The government can do this by collaborating with other able stakeholders in erecting decent houses and structures that are affordable especially for low-income earners. Additionally, housing laws, policies and regulations should be revised and aligned with the needs of the more vulnerable in society. For example, New York City set a permanent residence for mentally ill people and the governments of other cities have begun replicating this trend as well (Cushing, 1996). This trend should be promoted across the world because providing permanent housing solutions to the homeless is a long lasting and cheaper solution. In fact, where possible the government should initiate programs through which the poorer are able to own homes as this will save them financially and prevent them from becoming homeless.

In addition to providing housing, the government should also provide other basic needs like healthcare and education which cost a lot for poor families. Education in particular should be made easily accessible for poorer children as this can help them gain important knowledge and skills hence seek gainful employment. In the long run, education is one of the most important instruments that can be used to break the vicious poverty cycle.

Women and children in abusive relationships should be given high priority when it comes to provision of these basic needs. In addition to affordable shelter, these women should also be provided for guidance and counseling services (Zorza, 1991). The government must also join hands with other stakeholders in sensitizing the entire community on domestic violence and encourage families to live in peace despite the hardships they may face.

Employment institutions should be compelled to provide housing for their workers in order to ease the burden and pressure on the government to provide public housing especially with the rising number of homeless people. Ultimately, if institutions are able to cater for their employees’ housing needs, the demand for public housing units will go down thus reducing the rental market prices. There should be more stringent regulations in place to prevent private investors from exploiting the poorer communities by raising rental consts arbitrarily.

Social cohesion or bonding is an important aspect of uniting society and this can help to enhance good relations right from the family to the larger community. This move can help to reduce contention and conflicts among family members and neighbors living in one community. With less break-ups and more cohesion, governments can expect the number of homeless persons to reduce.

Additionally, neighbors will be more conscious to the problems of those within their communities hence preventing them from becoming homeless when they are faced with rental or mortgage problems.
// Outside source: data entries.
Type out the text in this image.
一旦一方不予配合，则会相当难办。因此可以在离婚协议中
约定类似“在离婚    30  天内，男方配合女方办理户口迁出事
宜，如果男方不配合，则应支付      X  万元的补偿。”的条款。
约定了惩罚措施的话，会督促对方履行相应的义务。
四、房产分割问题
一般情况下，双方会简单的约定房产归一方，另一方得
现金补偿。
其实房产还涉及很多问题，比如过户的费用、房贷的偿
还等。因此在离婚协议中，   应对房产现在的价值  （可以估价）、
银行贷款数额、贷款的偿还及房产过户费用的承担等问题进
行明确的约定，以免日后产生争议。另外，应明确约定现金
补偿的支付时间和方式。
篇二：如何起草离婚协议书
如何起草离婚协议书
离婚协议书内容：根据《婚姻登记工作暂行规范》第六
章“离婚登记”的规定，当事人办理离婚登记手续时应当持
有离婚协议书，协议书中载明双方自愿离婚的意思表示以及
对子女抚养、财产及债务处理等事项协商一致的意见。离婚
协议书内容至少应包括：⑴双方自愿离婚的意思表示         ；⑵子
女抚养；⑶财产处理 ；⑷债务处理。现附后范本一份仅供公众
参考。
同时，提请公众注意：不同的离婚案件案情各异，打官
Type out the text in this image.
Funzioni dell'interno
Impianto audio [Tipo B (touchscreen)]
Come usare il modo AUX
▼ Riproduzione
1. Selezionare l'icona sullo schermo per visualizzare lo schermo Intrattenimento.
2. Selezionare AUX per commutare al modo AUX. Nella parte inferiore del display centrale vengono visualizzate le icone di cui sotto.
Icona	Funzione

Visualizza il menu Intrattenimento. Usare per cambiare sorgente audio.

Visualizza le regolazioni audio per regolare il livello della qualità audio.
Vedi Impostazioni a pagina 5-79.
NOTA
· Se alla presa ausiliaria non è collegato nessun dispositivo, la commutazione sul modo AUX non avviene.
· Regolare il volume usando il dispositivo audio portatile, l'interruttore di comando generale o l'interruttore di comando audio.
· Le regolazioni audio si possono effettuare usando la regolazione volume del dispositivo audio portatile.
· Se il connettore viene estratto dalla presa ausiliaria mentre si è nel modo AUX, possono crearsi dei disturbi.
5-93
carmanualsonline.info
Since drug related problems are among the leading causes of homelessness, governments need to create more awareness on prevention and dealing with drug addiction. (Vissing, 1996.). Drug addicts should also be rehabilitated and embraced back into the society so as to prevent them from becoming homeless.

The rise of unemployment has also increased poverty rates in many countries and this has contributed to homelessness. It is important for measures and policies to be implemented in order to increase employment opportunities and help citizens obtain steady incomes. This will reduce the rates of poverty and subsequently the number of homeless people. The Department of Housing and Urban Development must also take the responsibility of identifying the citizens that are more susceptible to homelessness and plan for housing facilities for such people.

Civil conflicts and border wars should also be dealt with by encouraging cohesion and beefing up security in developing countries where this has commonly resulted in displacement and homelessness. Governments should also support homeless victims of such conflicts and wars by providing them with shelter and capital to start off their lives once again.

In conclusion, homelessness is not an issue that can be dealt with in a short period and the proposed solutions are bound to take a long period of times and high expenses. However, implementing taking these approaches, countries can significantly reduce the number of homeless people. This will be a continuous process and the governments should definitely expect some form of challenges. Yet in the long run it will help reduce homelessness.